American Air CEO sees "very, very big" 2001 loss
DALLAS (Reuters) - AMR Corp., whose American Airlines is the world's No. 1 carrier, expects a "very, very big loss" for the current quarter and full year after the plunge in air travel since September 11, Chairman and Chief Executive Don Carty said on Tuesday.
In a telephone message to employees of the Fort Worth, Texas-based company, Carty said the airline still had a long way to go to recover from the double impact of a recession and fear of flying caused by the hijack attacks on the United States.
"There are some encouraging signs starting to appear, but we have a long road back, and I hope no one is surprised when we report a very, very big loss for the fourth quarter and the full year," Carty said.
Carty did not specify the loss, which was widely expected as part of a money-losing year for most U.S. carriers who have cut capacity by about 20 percent since September 11 .
In October, AMR posted a record quarterly net loss of $414 million as air travel came almost to a halt after the September 11 attacks.
Wall Street analysts have forecast a mean loss per AMR share of $4.41 this quarter and $8.78 for the full year, as against profits of 34 cents for the year-ago quarter and $4.65 for 2000, according to estimates collected by Thompson/First Call.
Shares of AMR were up 9 cents, or 0.39 percent, at $23.91 in midday trading on the New York Stock Exchange.
Carty said bookings through the holidays and into early January looked promising, but added the airline was still losing money because it was discounting prices on those seats to encourage people to get back in the air.
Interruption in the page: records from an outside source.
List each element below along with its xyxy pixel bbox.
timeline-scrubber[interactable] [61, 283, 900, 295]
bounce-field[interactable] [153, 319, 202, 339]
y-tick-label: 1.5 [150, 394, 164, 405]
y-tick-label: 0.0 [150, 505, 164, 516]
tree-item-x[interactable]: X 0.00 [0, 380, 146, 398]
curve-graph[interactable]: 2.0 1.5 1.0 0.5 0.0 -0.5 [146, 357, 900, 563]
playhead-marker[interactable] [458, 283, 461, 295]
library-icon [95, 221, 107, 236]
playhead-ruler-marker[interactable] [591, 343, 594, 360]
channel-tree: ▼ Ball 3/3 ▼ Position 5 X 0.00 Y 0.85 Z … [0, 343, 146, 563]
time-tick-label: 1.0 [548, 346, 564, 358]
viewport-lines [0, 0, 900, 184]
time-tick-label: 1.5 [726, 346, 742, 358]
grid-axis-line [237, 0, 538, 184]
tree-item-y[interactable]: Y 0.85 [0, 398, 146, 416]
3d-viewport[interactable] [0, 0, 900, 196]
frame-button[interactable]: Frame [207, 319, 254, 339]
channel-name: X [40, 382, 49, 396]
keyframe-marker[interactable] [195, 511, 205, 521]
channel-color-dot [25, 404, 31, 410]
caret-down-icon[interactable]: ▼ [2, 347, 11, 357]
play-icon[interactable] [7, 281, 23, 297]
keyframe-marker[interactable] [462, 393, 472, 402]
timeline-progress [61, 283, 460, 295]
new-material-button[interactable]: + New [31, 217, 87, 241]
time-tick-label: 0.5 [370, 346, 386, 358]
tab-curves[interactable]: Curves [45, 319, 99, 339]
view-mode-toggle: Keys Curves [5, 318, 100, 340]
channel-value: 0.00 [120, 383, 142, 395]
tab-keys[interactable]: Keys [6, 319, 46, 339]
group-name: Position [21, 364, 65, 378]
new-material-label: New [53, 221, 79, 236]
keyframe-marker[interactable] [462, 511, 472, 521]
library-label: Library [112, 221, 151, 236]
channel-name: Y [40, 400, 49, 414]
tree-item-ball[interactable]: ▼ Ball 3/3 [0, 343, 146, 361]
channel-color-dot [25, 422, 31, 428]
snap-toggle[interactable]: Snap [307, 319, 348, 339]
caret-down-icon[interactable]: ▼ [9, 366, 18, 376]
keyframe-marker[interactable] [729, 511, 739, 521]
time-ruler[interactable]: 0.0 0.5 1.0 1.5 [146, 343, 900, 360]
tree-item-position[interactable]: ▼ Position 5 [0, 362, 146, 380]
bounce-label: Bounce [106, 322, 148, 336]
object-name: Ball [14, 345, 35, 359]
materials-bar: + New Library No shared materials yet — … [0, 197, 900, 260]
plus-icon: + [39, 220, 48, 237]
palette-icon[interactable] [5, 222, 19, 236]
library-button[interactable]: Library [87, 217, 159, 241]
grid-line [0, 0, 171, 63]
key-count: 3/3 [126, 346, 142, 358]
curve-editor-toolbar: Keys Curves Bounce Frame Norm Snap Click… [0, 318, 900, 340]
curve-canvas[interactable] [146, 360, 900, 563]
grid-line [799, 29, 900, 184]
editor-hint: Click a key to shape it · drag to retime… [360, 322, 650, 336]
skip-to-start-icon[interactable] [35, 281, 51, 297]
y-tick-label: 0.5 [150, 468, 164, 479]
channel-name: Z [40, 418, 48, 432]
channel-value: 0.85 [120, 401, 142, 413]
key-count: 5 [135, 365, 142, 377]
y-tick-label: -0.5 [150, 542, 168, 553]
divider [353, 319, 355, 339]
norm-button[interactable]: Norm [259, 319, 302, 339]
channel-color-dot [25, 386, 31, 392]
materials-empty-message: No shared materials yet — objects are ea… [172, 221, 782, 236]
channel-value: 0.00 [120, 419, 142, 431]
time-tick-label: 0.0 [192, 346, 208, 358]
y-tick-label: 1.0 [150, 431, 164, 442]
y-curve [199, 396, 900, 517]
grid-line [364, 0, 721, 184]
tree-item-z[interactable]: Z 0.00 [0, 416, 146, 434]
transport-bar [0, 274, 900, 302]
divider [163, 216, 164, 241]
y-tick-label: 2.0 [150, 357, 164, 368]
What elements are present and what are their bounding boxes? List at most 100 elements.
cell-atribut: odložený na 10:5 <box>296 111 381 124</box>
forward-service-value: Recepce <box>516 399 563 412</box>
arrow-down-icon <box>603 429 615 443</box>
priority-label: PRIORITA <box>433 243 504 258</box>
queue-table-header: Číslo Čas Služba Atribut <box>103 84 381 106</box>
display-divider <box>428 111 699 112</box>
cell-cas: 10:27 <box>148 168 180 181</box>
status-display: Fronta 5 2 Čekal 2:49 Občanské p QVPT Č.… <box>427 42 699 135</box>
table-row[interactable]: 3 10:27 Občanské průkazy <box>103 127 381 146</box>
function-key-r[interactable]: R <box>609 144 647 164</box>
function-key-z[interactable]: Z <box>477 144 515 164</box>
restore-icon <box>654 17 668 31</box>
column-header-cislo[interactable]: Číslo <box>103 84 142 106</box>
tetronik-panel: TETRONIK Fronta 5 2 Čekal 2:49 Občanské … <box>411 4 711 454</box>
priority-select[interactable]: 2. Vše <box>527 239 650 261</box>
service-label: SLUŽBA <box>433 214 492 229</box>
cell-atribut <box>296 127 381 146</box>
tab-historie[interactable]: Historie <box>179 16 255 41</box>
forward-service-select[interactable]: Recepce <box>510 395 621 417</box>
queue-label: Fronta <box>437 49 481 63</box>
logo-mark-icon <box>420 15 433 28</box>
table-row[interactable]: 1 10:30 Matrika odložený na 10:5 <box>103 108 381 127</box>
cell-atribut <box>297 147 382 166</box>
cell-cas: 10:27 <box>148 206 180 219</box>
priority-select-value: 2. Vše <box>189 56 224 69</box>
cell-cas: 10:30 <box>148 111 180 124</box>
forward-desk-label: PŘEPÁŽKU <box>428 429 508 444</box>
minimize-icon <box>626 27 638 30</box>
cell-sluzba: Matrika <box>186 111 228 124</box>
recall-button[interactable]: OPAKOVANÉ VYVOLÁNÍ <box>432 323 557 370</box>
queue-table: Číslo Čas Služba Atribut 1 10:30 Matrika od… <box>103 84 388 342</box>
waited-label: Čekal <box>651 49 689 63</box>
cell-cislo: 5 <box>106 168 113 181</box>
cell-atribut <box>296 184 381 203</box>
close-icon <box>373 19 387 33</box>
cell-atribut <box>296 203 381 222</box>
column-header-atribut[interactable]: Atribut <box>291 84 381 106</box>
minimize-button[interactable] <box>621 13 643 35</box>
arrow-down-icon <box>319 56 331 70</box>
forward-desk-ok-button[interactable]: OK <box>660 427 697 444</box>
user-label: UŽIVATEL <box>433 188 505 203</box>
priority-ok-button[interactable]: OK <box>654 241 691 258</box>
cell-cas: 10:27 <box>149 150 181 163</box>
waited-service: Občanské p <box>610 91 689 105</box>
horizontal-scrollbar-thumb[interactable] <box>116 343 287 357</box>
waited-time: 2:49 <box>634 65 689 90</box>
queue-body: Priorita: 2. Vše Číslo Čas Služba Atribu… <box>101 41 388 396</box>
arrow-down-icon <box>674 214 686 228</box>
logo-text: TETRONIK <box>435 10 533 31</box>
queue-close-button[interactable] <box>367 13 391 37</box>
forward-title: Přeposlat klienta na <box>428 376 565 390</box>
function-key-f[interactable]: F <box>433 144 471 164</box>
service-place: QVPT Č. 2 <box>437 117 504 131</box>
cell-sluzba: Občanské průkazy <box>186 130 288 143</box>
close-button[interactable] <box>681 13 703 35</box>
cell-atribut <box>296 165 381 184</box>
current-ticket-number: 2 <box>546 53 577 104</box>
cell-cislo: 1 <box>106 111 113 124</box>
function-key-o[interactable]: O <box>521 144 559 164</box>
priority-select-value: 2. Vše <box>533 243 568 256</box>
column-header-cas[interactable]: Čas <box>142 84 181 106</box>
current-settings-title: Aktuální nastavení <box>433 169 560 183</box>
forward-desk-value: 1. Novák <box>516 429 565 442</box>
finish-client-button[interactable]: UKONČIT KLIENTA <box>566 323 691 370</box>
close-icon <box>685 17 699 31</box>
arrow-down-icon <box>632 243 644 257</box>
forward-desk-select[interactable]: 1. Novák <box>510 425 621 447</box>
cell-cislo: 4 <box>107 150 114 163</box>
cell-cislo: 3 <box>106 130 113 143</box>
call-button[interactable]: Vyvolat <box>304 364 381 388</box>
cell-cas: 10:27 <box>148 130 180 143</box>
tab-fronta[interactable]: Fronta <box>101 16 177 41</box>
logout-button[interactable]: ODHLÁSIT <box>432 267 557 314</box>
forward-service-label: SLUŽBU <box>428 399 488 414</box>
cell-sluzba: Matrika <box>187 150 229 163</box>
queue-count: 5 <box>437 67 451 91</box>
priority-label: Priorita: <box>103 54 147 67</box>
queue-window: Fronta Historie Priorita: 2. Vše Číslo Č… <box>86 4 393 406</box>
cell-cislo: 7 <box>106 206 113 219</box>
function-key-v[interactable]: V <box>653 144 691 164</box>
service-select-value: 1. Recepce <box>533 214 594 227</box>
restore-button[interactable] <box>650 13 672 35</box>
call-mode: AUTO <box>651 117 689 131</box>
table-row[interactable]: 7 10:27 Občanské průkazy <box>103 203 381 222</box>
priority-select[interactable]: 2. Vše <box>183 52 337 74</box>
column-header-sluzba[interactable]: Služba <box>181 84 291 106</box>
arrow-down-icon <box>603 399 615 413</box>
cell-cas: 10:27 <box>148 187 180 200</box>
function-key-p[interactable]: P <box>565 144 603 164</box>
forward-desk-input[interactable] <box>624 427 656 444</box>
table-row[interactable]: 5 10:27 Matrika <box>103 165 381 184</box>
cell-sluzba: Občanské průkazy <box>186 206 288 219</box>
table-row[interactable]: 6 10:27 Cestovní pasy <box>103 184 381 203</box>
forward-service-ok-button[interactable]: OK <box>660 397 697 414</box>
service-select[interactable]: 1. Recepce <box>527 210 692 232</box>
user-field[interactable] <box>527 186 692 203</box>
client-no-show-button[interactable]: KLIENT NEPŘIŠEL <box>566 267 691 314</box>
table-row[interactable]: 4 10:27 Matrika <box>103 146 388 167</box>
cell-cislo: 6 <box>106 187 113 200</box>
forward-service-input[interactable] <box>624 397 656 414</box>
"But, and this is the paradox, we're still losing millions of dollars every day because, as you know, we have pulled a lot of flying out of our schedule and we're still selling seats at incredibly low prices," he said.
"And we're doing that just to get folks back in the air again and comfortable with flying."
In a bid to cut costs in the face of plunging revenues after September 11, AMR delayed the planned deliveries of 36 of 45 Boeing Co. aircraft from next year to some time past 2003.
The move was part of wide-ranging cuts to the company's 2001 and 2002 capital spending totalling $2.5 billion.
Two of American's jetliners were among the four hijacked for the September attacks that caused the collapse of the World Trade Center and set part of the Pentagon ablaze. One of the four planes crashed in a Pennsylvania field.